Not every post-bop hero from the ‘50s could adapt to ‘70s fusion, but Cannonball Adderley’s understanding of the blues and his ability to unfurl liquid lines of melody made him invaluable in both eras, Tookes wrote in his proposal. “With his trumpeter/composer brother Nat, the Adderley brothers’ contribution to music of the modern era is unsurpassed. From their interpretation of the Great American Songbook, Jazz standards, Showtunes from the Golden Age of Broadway, to their irresistible pop/R&B Grammy Award winning smash hit “Mercy Mercy,” the Adderley name is synonymous with musical excellence, and social progress.”

“With the Cannonball Adderley Quintet’s Country Preacher “Live” at Operation Breadbasket, recorded at a 1969 Chicago meeting of the Southern Christian Leadership Conference, the multiracial band proved exemplar of musical trends to come, and political change on the horizon,” Tookes said.

In April 2022, Tallahassee Mayor John Dailey proclaimed Nat and Cannonball Adderley Day. Earlier this year, the City of Tallahassee named the Cascades Park Amphitheatre music venue in the brothers’ honor. Renaming the Institute in their name is a natural step, Tookes said.

“Though many of us understood the legacy of the Adderley brothers, and their connection to FAMU, I felt a sense of obligation as someone who is perhaps the only person uniquely positioned and ordainedif you will – and so this became my ministry to get this done. My mission was to get this accomplished here, for the Adderley brothers, the Adderley family, for FAMU, for the city of Tallahassee, the state of Florida, for musicians everywhere, and maybe more importantly, for God,” added Tookes. “If you’ve ever read the quotation from Cannonball about ‘God smiling on certain individuals…’ – if you’ve never read that, you should. It’s a very humbling feeling to know that we stand in their light. And here we are today.”

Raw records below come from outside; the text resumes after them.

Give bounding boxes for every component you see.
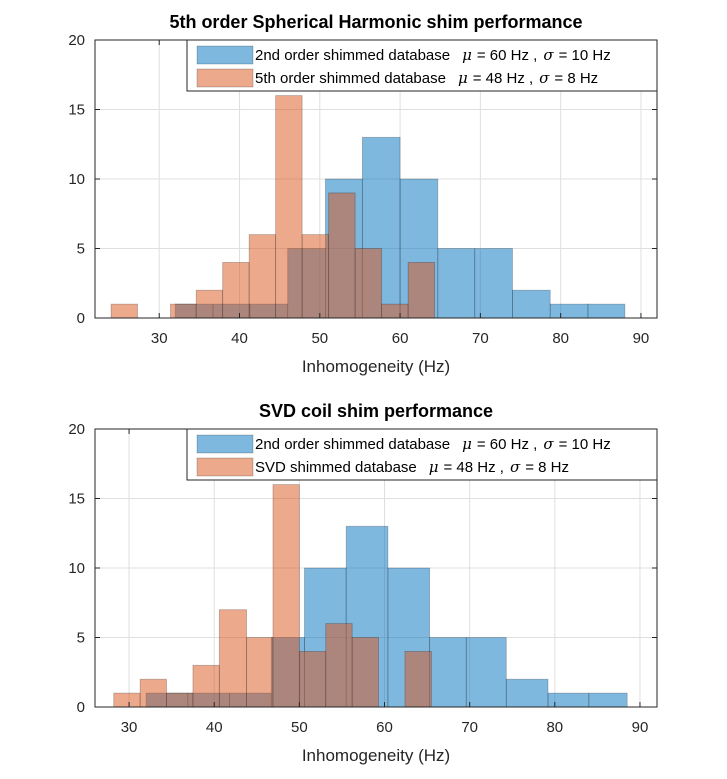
- histogram-bar: [587, 303, 626, 319]
- legend-sigma-value: = 10 Hz: [559, 436, 611, 453]
- histogram-bar: [113, 692, 141, 708]
- histogram-bar: [248, 234, 277, 319]
- legend-entry: SVD shimmed database μ = 48 Hz , σ = 8 Hz: [255, 458, 569, 476]
- histogram-bar: [218, 609, 247, 708]
- y-tick-label: 0: [77, 310, 85, 327]
- x-tick-label: 90: [632, 719, 649, 736]
- histogram-bar: [170, 303, 197, 319]
- legend-mu-symbol: μ: [462, 46, 472, 64]
- y-tick-label: 20: [68, 32, 85, 49]
- x-tick-label: 70: [461, 719, 478, 736]
- y-tick-label: 5: [77, 241, 85, 258]
- histogram-bar: [166, 692, 194, 708]
- histogram-bar: [381, 303, 409, 319]
- legend-sigma-symbol: σ: [539, 69, 550, 87]
- y-tick-label: 10: [68, 560, 85, 577]
- x-tick-label: 30: [121, 719, 138, 736]
- x-axis-label: Inhomogeneity (Hz): [302, 357, 450, 376]
- legend-sigma-value: = 10 Hz: [559, 47, 611, 64]
- legend: 2nd order shimmed database μ = 60 Hz , σ = 1…: [186, 39, 658, 92]
- histogram-bar: [512, 289, 551, 319]
- histogram-bar: [246, 637, 274, 708]
- x-tick-label: 50: [311, 330, 328, 347]
- chart-title: 5th order Spherical Harmonic shim perfor…: [169, 12, 582, 32]
- x-tick-label: 60: [376, 719, 393, 736]
- histogram-bar: [275, 95, 303, 319]
- histogram-bar: [301, 234, 330, 319]
- histogram-bar: [588, 692, 628, 708]
- legend-sigma-symbol: σ: [510, 458, 521, 476]
- y-tick-label: 15: [68, 491, 85, 508]
- x-axis-label: Inhomogeneity (Hz): [302, 746, 450, 765]
- histogram-bar: [505, 678, 549, 708]
- histogram-bar: [549, 303, 589, 319]
- legend-label: SVD shimmed database: [255, 459, 417, 476]
- y-tick-label: 20: [68, 421, 85, 438]
- legend-entry: 2nd order shimmed database μ = 60 Hz , σ = 1…: [255, 435, 611, 453]
- histogram-bar: [325, 623, 353, 708]
- x-tick-label: 60: [392, 330, 409, 347]
- x-tick-label: 50: [291, 719, 308, 736]
- x-tick-label: 30: [151, 330, 168, 347]
- x-tick-label: 70: [472, 330, 489, 347]
- legend-entry: 5th order shimmed database μ = 48 Hz , σ = 8…: [255, 69, 598, 87]
- legend-sigma-value: = 8 Hz: [525, 459, 569, 476]
- legend-entry: 2nd order shimmed database μ = 60 Hz , σ = 1…: [255, 46, 611, 64]
- legend-mu-symbol: μ: [462, 435, 472, 453]
- histogram-bar: [474, 248, 513, 319]
- legend-label: 2nd order shimmed database: [255, 47, 450, 64]
- legend: 2nd order shimmed database μ = 60 Hz , σ = 1…: [186, 428, 658, 481]
- histogram-bar: [547, 692, 590, 708]
- histogram-bar: [298, 651, 327, 708]
- legend-sigma-value: = 8 Hz: [554, 70, 598, 87]
- legend-sigma-symbol: σ: [543, 46, 554, 64]
- histogram-bar: [195, 289, 224, 319]
- y-tick-label: 10: [68, 171, 85, 188]
- legend-mu-symbol: μ: [429, 458, 439, 476]
- series-2: [113, 484, 432, 708]
- chart-1: 30 40 50 60 70 80 90 0 5 10 15 20 5th order Spherica…: [68, 12, 658, 376]
- histogram-bar: [437, 248, 476, 319]
- histogram-bar: [465, 637, 507, 708]
- histogram-bar: [404, 651, 432, 708]
- legend-swatch: [196, 434, 254, 454]
- y-tick-label: 0: [77, 699, 85, 716]
- legend-swatch: [196, 45, 254, 65]
- y-tick-label: 15: [68, 102, 85, 119]
- legend-mu-value: = 48 Hz ,: [473, 70, 533, 87]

The goal is to elevate the FAMU program to its true status of international recognition as a training place for future generations of musicians, executives, managers, publishers, agents, recording engineers, producers, artists, songwriters, and impresarios. The mission of the Julian “Cannonball” and Nat Adderley Music Institute is to propel the Institute upward to the highest echelons of Music Business programs – a level befitting the legacy of these celebrated musicians from FAMU.

Nat’s daughter, Alison Adderley, was elated to hear the news given the family’s connection to FAMU’s musical history.  She said her father and her uncle were not only members of the Marching “100,” and several bands and orchestras during their time in Tallahassee and FAMU, but they often returned to the campus to play with the marching band and other student musicians.

“To receive such an honor from the institution where much of their musical talent and craft and development was cultivated, I think it would be an honor that would fill them with great joy, and would be particularly meaningful and poignant to them,” said Adderley, an economics professor at Valencia College in Orlando.

“The Adderley family is just overjoyed and very grateful that such an honor is being bestowed upon our uncle and father. They have always been so very dear to us, and we have always loved them for the great men they were—intelligent, compassionate, strong, and dedicated. But to see their musical legacy recognized, fills us with so much pride and joy. We are so thankful.”